Do we really need more space? There is plenty of space still on Earth. We should limit our population instead - even the richest countries in the world have parts of the population they are unable to support.

I'm not talking eugenics, merely population control.
And compare the cost of terraforming Mars to the cost of making - just examples - the Nevada desert or the Australian bush into reasonable habitats. They at least have oxygen and aren't 14 million miles away (sorry if that's wrong, I think I saw it on a move poster for The Martian!)

it 09-13-2015 07:11 AM

Quote:

Originally Posted by Sundae (Post 938862)
Now I know TW is missing the point of the general discussion.
But away from this particular discussion, I can see his point. After all, why should we colonise another planet? Resources would be better resourced by machines.

Do we really need more space? There is plenty of space still on Earth. We should limit our population instead - even the richest countries in the world have parts of the population they are unable to support.

I'm not talking eugenics, merely population control.
And compare the cost of terraforming Mars to the cost of making - just examples - the Nevada desert or the Australian bush into reasonable habitats. They at least have oxygen and aren't 14 million miles away (sorry if that's wrong, I think I saw it on a move poster for The Martian!)

No... More real estate isn't quite the point either, any more then resources or research.

It is cheaper to dig deeper here for ores then to deliver them from Mars and it is cheaper to build higher and wider here then send people to Mars.

The value of mars real estate IS that it's far away.
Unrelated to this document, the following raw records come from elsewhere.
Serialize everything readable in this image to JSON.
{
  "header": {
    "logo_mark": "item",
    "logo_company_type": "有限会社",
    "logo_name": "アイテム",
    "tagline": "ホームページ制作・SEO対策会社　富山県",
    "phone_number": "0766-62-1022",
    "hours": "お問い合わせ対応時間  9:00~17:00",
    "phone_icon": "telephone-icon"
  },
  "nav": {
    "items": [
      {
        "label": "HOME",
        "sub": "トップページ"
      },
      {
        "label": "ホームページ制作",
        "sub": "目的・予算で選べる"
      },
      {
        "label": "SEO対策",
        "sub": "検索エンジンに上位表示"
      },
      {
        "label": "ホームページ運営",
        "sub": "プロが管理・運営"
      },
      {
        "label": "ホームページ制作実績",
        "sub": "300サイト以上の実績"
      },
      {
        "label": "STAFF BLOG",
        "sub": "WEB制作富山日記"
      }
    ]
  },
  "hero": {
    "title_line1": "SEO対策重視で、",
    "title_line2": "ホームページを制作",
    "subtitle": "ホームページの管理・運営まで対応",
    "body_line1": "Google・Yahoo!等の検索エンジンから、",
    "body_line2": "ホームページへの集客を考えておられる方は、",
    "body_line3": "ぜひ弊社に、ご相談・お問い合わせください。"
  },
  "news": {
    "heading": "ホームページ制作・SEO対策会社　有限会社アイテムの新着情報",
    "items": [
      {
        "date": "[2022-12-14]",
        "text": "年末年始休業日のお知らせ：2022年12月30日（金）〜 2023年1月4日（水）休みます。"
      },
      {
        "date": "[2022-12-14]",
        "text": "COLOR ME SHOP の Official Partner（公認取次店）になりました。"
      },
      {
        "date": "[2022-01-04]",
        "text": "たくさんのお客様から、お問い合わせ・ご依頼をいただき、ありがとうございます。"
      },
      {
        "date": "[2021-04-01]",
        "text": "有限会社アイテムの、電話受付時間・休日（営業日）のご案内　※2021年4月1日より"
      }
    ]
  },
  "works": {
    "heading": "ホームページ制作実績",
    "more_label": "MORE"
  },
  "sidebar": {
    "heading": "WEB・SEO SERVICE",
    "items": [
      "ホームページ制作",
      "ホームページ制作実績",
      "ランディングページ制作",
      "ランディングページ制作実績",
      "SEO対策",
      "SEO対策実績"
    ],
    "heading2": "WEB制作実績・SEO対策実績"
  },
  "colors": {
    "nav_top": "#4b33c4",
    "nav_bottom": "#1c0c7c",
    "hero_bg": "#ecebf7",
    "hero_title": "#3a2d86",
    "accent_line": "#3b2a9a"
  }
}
Which I suppose in turn creates a somewhat worrying possible answer to my initial question in the thread:

Quote:

This to me bags the unfortunate question.... How do you - realistically - establish a mars colonization effort?
The drive might not be directly economical, but it can be political - Isolationists groups.

I have to admit that considering the spirit of our time, that's a very chilling vision. The Westboro Baptist Colony? :eek:

tw 09-13-2015 07:41 AM

Quote:

Originally Posted by Sundae (Post 938862)
Now I know TW is missing the point of the general discussion.

This discussion is predicated on a solution that is becoming less relevant with each decade. Number one objective of mankind is the advancement of mankind; not colonization. Advancement is no longer found in putting people on other continents or worlds. Advancement has changed; it is more about putting man's handywork and tools in places where knowledge can be expanded, resources might be obtained, and new materials might be discovered that become essential to mankind's existence and advancement.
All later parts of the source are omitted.